While none of the translations say this, the Majority Text does have it punctuated as an appositive (that is, a comma is inserted after tou kosmou). NA27 does not. It is curious that the Hodges and Farstad should punctuate it this way, since Farstad worked on both the NKJV and the HCSB (both of which were done after the Majority Text), neither of which translate the phrase as an appositive.

Am I missing anything here? Are there any considerations in favor of the standard translation that I'm missing? Do others think my translation is plausible?

Posted by Kenny at April 11, 2007 3:22 PM
Trackbacks
TrackBack URL for this entry: https://blog.kennypearce.net/admin/mt-tb.cgi/326

Comments

Beale translates part of it as "the kingdom of our Lord and of his Christ has come". He doesn't give a translation of the whole verse, and he doesn't explain even this translation. He doesn't actually say very much about this verse on its own.

CEV translates: "At the sound of the seventh trumpet, loud voices were heard in heaven. They said, "Now the kingdom of this world belongs to our Lord and to his Chosen One! And he will rule forever and ever!"

Neither of those is quite what you've come up with, but both differ significantly from the one that seems to be most common.

Posted by: Jeremy Pierce at April 12, 2007 10:10 AM

Interesting the Beale omits "of the world." There are no textual problems with that phrase, so I'm not sure what he meant to do there.

The CEV doesn't seem to depend on a different interpretation of the Greek, as far as I can see. It just looks a little more dynamic is all. For instance, the original KJV has "the kingdoms of this world are become [the kingdoms] of our Lord and of His Christ; and He shall reign for ever and ever." ("Kingdoms," pl., is a Textus Receptus error - it appears in a few MSS which are regarded as unreliable, even by Majority/Byzantine Text advocates.) But since the second instance of "the kingdoms" isn't there in Greek, it is "the kingdoms of this world are become of our Lord and of His Christ," i.e., "the kingdoms of this world now belong to our Lord and to His Christ." So CEV is basically the same.

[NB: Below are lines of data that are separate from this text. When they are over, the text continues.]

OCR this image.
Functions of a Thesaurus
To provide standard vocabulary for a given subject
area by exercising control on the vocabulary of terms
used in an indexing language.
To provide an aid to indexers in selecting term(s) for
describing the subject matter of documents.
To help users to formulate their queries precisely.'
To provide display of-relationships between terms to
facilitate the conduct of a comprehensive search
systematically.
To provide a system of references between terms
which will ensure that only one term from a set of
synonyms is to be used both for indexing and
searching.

Posted by: Kenny at April 12, 2007 10:31 AM

Perhaps the key is the meaning of ἐγένετο. I don't see it as meaning "has begun." Usually, it needs a complement, either as "became" or simply "was" functioning like an aorist of εἱμι. If it doesn't have a complement, it could mean "has come to pass" or "has happened." But even here, the appositive you propose functions as a predicate (one can supply a "which is"), so the translation question seems to devolve where is the most natural place to put a predicate complement in English.